I remember one student in particular and even her name because her last name was Lechuga, which means lettuce in Spanish. She was a sweet little bird of a girl, a 12-year-old who looked about 10, with a beautiful little face and her hair tied in a knot at the top of her head that made her look like a Latina Tinkerbell. She handed me her report card and I wrote DSE across it and handed it back to her.
She took the card, smiled at me and politely said, “Thank you, Miss de Anda.” At the end of the day, I closed and locked my doors, then put my head on my desk and cried for half an hour for what I had done to my students. My view of teaching changed forever that day.
It was clear that the educational system had failed these children year after year, but turned the blame on them with the rows of D’s and F’s that filled their report cards. It was also clear that this meant I had to choose sides; I chose the kids. From then on, the needs of the children directed my teaching, and I learned to begin “where they were at” even before a social welfare dictum told me that was the logical place. Teaching became a subversive activity, and I locked my doors once the children were inside my classroom.
I tailored each lesson plan, each exercise, each homework assignment to make sure that the students found learning to be a successful experience.

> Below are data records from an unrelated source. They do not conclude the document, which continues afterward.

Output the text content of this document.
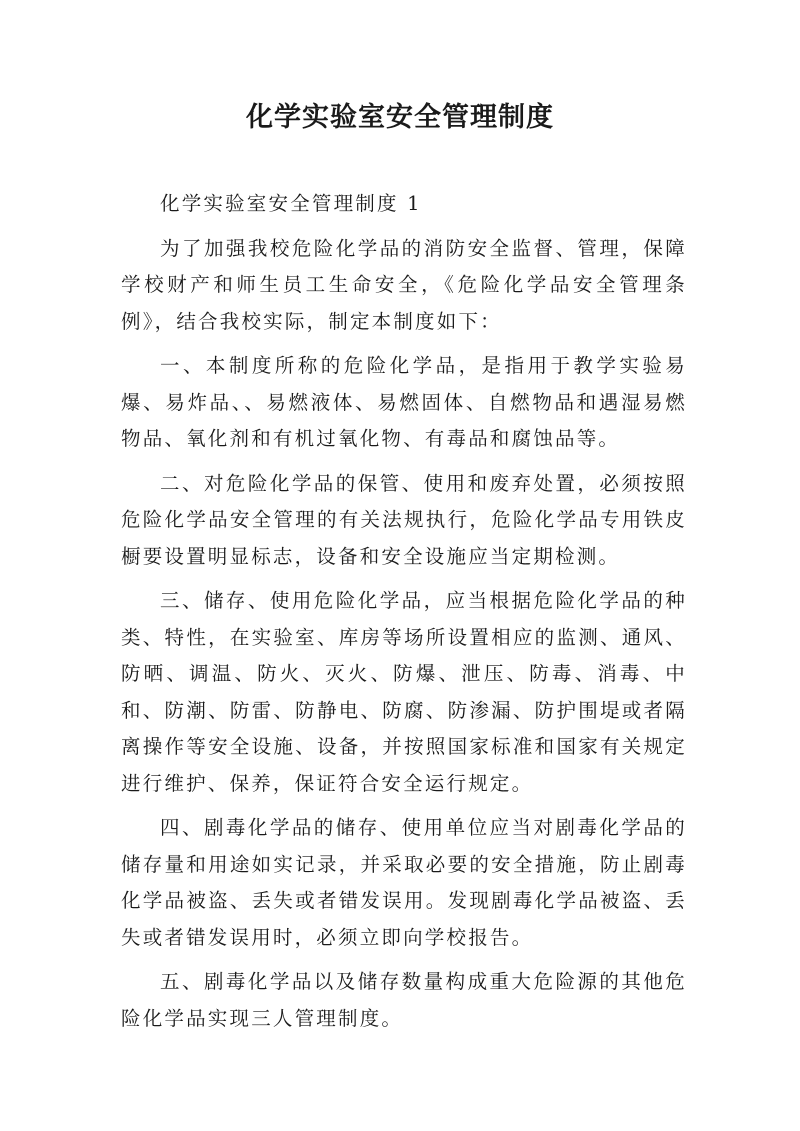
化学实验室安全管理制度

化学实验室安全管理制度 1

为了加强我校危险化学品的消防安全监督、管理，保障学校财产和师生员工生命安全，《危险化学品安全管理条例》，结合我校实际，制定本制度如下：

一、本制度所称的危险化学品，是指用于教学实验易爆、易炸品、、易燃液体、易燃固体、自燃物品和遇湿易燃物品、氧化剂和有机过氧化物、有毒品和腐蚀品等。

二、对危险化学品的保管、使用和废弃处置，必须按照危险化学品安全管理的有关法规执行，危险化学品专用铁皮橱要设置明显标志，设备和安全设施应当定期检测。

三、储存、使用危险化学品，应当根据危险化学品的种类、特性，在实验室、库房等场所设置相应的监测、通风、防晒、调温、防火、灭火、防爆、泄压、防毒、消毒、中和、防潮、防雷、防静电、防腐、防渗漏、防护围堤或者隔离操作等安全设施、设备，并按照国家标准和国家有关规定进行维护、保养，保证符合安全运行规定。

四、剧毒化学品的储存、使用单位应当对剧毒化学品的储存量和用途如实记录，并采取必要的安全措施，防止剧毒化学品被盗、丢失或者错发误用。发现剧毒化学品被盗、丢失或者错发误用时，必须立即向学校报告。

五、剧毒化学品以及储存数量构成重大危险源的其他危险化学品实现三人管理制度。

I stayed up until the wee hours of the morning creating and typing worksheets on ditto masters (these were pre-computer days) specific to the reading levels and abilities of each class. I devised learning activities that made learning fun for students for whom the classroom had offered one crushing defeat after another.
As I went on to teach undergraduate and graduate students at the university for more than thirty years, I took the lessons I had learned as a junior high school teacher with me. I never forgot that I needed to start “where they were at” and build on this knowledge base. I recognized that I was teaching a “person,” not just a “student,” and that they had valid priorities beyond the classroom.
And so, I refused to go along with colleagues who lowered grades for papers turned in late (the content was what mattered, not an arbitrary timeline) or students tardy to class after fighting a losing battle with L.A.’s freeway gridlock. Ill students could get a xeroxed copy of the lecture they missed rather than be punished for not dragging themselves to class.
What I found, from the junior high school to the doctoral student, was that this flexibility based on student needs did not result in their “taking advantage of me” as colleagues warned. To the contrary, it resulted in their expending greater effort to match or repay my efforts on their behalf, and the breadth and depth of the content were never sacrificed by me or by my students.
I never abandoned the adolescents who had taught me how to teach and had let me see the barriers in their lives and environment that interfered with their learning. My career involved training social workers to recognize and attend to their needs. And I continued to listen to the youth whose stories guided my development of programs that taught them to deal with the violence and stress in their environment and my efforts to help teachers recognize that education is not just an intellectual process, but needs to address the whole person.